The Philadelphia Inquirer offers this review of Unprecedented, as well as a discussion of my recent talk at the Philadelphia Lawyer’s Federalist Society Chapter (video here). Here is the intro:

Josh Blackman is a young, conservative law professor who has been getting plenty of attention for his history of the legal fight over Obamacare.

Legal experts across the spectrum, including Harvard University’s Lawrence Tribe and Georgetown University Law Center’s Randy Barnett, a leading libertarian, have heaped praise on Blackman’s book, Unprecedented: The Constitutional Challenge to Obamacare.

It provides a granular account of how the legal – and political – battle over the Affordable Care Act was joined, and how so much about the fight departed from past pattern.

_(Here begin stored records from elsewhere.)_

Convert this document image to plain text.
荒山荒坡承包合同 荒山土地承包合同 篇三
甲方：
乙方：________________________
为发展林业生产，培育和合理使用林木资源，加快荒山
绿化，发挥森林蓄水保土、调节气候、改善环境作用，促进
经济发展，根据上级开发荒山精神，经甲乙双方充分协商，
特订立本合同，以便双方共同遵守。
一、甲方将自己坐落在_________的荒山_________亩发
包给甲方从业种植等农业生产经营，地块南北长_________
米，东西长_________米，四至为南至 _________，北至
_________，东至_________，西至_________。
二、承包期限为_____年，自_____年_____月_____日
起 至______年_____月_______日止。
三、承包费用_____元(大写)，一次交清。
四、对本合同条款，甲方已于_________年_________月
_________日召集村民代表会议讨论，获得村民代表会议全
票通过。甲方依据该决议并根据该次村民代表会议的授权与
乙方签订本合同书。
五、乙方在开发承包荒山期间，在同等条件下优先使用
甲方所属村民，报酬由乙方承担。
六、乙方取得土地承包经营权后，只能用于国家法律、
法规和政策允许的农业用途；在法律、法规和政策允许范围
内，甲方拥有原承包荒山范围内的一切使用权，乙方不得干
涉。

So when Blackman walked to the lectern Monday in a conference room on the 26th floor of an office tower near Logan Square to address the city’s chapter of the conservative Federalist Society, the audience seemed ready to hang on every word.

But for conservatives, it wasn’t a happy talk. And maybe not for liberals, either.

All of 29 years old, Blackman – who did his undergraduate work at Pennsylvania State University, and clerked for U.S. District Judge Kim R. Gibson in Johnstown after graduation from George Mason University Law School – is a bit of a legal polymath. He can, with seeming ease, assimilate disparate streams of legal analyses, facts, political events, and government policy in service of his arguments.

I really enjoyed working with the author of the piece, Chris Mondics. He was a very careful journalist who took the time to make sure he got the law right.